In such cases, pulmonary hyperinflation, airway resistance, PEEP, and expiratory flow
limitation may play a role in the genesis of orthopnea. In several patients with heart
failure or obesity, airway resistance, increased PEEP, expiratory flow limitation,
and orthopnea are also more prevalent in the supine position compared to semi-sitting.
Patients with severe phrenic or neuromuscular paralysis experience a large reduction
in functional residual capacity when supine. In mechanically ventilated adults with
acute respiratory distress syndrome, the supine posture offers higher expiratory flow
limitation and work-related PEEPi when compared to the semi-sitting.[32]
[33]
[34]
[35]
The semi-sitting position induces a smaller respiratory effort than the supine and
sitting positions. Weaning patients experience a significant increase in respiratory
load and muscle effort for breathing. Mechanical ventilation is meant to decrease
this breathing effort to a level acceptable to the patient. Weaning failure often
results from an imbalance between themechanical load and respiratorymuscle activity.
Most studies evaluating changes in breathing effort according to position reported
little to no differences. In healthy individuals, transdiaphragmatic pressures remained
unchanged between supine, semi-sitting, and sitting.[36] The same held true for elderly individuals in the semi-sitting and supine positions.
In patients with stable COPD, transdiaphragmatic pressures were lower when sitting
versus in supine. In obese individuals, there was no variation between average transdiaphragmatic
pressures in the supine and sitting positions. While postural changes probably are
not relevant to healthy and stable individuals, it may have relevance in patients
with more severe respiratory difficulties.[36]
[37]
[38]
Several studies have indicated that many ICU patients are not positioned in a semi-reclined
position. Although a 45° position in bed is recommended for patients on mechanical
ventilation, mainly because of decreased risk of microaspirations, reduce brain venous
pressure, intracranial hypertension, this is often difficult to maintain in practice.[39]
Conclusion
As shown in the discussion above, the semi-sitting position is a safe and useful adjunct
in neurosurgery of the posterior fossa and the upper cervical spine. Nonetheless,
this requires team effort between dedicated neurosurgeons and anesthesiologists for
a safe fit and seamless positioning. However, there are alternative ways to ensure
adequate and safe positioning.
The semi-sitting position at a 45° angle decreases the inspiratory effort, and is
as comfortable or more for patients that suffer from difficult weaning in ventilation.

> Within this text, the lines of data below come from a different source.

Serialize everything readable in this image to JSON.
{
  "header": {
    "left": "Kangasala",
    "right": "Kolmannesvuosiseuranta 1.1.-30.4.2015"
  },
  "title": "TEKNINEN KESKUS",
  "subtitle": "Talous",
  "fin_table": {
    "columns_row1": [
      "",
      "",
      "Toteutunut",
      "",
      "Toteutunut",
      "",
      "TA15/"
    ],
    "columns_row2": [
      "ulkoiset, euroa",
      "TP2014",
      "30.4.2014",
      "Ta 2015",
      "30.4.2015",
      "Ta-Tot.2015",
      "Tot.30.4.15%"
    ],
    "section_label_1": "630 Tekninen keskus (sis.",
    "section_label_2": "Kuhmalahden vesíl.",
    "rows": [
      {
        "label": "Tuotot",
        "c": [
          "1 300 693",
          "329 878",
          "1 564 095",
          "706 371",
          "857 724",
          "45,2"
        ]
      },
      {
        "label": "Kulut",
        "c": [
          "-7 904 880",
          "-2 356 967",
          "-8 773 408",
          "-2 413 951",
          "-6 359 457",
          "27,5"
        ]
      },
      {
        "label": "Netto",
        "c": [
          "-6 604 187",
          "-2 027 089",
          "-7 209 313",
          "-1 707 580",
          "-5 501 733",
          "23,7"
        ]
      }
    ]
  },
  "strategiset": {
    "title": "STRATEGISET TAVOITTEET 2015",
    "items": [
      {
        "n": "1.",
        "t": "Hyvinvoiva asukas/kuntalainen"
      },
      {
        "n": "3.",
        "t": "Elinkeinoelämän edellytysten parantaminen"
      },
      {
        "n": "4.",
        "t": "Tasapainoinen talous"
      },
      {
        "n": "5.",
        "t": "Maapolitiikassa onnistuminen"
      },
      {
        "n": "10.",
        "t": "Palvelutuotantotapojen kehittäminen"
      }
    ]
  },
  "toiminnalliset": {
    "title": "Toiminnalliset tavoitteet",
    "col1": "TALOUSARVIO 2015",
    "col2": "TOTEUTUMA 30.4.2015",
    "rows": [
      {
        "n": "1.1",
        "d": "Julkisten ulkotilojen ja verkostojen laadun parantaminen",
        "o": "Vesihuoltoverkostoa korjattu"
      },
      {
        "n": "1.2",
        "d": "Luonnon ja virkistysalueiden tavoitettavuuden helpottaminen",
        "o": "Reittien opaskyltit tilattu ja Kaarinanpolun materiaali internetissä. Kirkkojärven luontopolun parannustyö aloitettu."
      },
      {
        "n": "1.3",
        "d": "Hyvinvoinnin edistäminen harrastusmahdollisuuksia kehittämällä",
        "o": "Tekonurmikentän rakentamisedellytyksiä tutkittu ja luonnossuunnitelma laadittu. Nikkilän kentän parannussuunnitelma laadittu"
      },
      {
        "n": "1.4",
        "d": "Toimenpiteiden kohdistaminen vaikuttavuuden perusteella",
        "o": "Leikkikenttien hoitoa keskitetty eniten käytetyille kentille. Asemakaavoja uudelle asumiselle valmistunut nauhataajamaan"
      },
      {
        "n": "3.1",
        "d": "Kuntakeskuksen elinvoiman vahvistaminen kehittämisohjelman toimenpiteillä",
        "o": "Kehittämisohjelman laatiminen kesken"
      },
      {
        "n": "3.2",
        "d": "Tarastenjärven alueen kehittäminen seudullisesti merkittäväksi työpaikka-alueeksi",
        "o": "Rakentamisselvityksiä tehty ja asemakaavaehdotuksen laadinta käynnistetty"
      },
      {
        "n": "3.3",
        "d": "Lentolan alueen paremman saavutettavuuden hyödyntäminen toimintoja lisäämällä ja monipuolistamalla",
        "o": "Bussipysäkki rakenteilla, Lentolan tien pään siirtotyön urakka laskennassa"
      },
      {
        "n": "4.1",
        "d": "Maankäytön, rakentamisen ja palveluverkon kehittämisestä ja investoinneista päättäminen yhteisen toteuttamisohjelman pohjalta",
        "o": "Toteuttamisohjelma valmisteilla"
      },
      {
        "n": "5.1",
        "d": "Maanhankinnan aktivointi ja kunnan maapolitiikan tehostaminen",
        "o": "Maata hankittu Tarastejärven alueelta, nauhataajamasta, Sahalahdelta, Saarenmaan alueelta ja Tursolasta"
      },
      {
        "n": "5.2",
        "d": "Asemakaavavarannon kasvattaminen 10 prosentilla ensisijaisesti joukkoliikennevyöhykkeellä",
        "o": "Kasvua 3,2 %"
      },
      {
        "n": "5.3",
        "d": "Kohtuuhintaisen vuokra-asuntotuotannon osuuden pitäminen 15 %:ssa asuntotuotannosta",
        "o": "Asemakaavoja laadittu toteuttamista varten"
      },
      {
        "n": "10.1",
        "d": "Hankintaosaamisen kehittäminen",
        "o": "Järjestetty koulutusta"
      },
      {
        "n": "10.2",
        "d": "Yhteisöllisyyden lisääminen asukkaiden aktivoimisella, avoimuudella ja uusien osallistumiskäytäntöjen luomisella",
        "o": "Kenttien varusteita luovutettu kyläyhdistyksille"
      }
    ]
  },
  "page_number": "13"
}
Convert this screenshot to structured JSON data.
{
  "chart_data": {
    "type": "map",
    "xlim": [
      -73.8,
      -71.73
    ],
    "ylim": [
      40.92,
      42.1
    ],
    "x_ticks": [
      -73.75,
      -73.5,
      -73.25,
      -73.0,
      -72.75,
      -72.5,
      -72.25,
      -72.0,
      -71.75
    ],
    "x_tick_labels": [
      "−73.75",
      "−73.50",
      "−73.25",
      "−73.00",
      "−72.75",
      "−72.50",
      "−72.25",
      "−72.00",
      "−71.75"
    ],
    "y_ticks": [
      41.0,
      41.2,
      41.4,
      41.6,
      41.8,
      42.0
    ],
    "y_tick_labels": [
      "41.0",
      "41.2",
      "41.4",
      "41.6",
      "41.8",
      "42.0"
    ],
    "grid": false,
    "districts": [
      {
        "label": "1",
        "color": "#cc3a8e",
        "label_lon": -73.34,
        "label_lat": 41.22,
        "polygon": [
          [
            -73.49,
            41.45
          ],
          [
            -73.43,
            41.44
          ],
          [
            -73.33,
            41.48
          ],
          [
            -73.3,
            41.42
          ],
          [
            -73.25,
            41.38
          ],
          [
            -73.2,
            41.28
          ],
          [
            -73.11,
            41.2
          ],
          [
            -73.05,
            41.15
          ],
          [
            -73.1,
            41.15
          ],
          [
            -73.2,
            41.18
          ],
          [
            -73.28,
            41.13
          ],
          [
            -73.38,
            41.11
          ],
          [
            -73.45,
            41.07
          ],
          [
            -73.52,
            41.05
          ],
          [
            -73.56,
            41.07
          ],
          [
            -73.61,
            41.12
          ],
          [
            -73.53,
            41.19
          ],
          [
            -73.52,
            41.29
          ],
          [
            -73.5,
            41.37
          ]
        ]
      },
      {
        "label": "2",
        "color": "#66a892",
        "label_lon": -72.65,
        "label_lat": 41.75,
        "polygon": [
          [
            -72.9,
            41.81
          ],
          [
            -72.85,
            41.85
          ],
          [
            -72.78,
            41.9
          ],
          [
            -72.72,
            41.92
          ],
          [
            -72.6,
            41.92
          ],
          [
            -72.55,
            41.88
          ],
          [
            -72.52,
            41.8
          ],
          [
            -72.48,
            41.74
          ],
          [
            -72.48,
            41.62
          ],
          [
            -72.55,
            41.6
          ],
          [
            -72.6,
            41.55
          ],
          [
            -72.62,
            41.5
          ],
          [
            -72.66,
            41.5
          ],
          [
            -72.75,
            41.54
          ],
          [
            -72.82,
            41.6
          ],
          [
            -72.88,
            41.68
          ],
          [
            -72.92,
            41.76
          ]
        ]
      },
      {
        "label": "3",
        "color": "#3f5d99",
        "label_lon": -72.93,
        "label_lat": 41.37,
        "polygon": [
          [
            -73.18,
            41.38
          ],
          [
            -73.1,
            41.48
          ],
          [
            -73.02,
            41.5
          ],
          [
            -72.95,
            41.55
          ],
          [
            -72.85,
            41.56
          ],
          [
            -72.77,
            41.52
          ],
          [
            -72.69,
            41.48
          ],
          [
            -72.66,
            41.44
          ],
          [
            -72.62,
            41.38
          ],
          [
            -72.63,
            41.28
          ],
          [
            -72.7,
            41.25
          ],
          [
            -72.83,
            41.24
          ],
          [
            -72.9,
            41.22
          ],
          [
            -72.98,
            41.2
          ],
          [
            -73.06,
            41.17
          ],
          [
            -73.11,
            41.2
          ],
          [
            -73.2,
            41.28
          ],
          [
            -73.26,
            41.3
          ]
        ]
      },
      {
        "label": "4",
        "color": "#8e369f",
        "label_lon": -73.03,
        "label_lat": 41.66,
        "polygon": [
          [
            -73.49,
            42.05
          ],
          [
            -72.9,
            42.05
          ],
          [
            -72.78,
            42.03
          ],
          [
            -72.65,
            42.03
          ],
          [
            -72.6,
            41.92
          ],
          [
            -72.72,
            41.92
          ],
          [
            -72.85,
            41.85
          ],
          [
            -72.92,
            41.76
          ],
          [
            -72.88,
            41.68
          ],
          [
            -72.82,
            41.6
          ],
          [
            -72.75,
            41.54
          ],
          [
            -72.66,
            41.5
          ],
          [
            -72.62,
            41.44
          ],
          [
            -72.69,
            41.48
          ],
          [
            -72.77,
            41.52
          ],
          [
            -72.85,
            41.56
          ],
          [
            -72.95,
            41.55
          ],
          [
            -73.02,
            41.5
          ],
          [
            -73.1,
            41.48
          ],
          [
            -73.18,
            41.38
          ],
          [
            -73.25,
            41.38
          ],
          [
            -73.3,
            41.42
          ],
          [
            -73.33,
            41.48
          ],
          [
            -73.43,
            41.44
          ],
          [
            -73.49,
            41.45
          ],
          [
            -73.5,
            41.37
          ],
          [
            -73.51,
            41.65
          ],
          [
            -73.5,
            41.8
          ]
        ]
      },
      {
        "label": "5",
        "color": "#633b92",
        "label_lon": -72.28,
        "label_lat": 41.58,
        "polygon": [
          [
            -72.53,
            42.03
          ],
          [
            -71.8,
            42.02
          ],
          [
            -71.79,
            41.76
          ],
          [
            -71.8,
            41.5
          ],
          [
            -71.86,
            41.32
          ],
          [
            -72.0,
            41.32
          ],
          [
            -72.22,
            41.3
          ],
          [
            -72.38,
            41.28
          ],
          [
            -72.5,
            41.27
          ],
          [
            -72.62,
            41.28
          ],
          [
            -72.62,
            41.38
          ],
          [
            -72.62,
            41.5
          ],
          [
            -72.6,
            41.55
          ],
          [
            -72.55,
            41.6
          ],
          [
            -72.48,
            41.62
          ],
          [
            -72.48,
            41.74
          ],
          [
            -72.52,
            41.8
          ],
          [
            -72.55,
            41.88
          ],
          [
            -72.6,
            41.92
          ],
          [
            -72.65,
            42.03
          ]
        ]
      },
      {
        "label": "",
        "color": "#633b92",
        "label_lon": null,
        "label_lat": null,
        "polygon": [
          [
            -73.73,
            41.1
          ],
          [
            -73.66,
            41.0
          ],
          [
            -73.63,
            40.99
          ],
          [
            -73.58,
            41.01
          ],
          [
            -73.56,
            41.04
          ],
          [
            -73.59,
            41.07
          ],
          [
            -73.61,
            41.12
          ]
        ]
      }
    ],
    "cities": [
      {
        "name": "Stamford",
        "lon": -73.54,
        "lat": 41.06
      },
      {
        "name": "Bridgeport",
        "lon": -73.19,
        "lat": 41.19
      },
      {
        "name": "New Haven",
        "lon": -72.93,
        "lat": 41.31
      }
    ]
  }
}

Reports show that PEEP is moderately higher in the supine position, whereas the supine
yields lower PEEPi values, but higher breathing effort, possibly because of a central
command of the upper breathing. There is also the potential role of decreased chest
wall compliance when sitting, as seen in paralyzed patients. These results are clinically
relevant because they demonstrate that the semi-sitting position reduces PEEP and
relieves respiratory muscles in difficult weaning situations.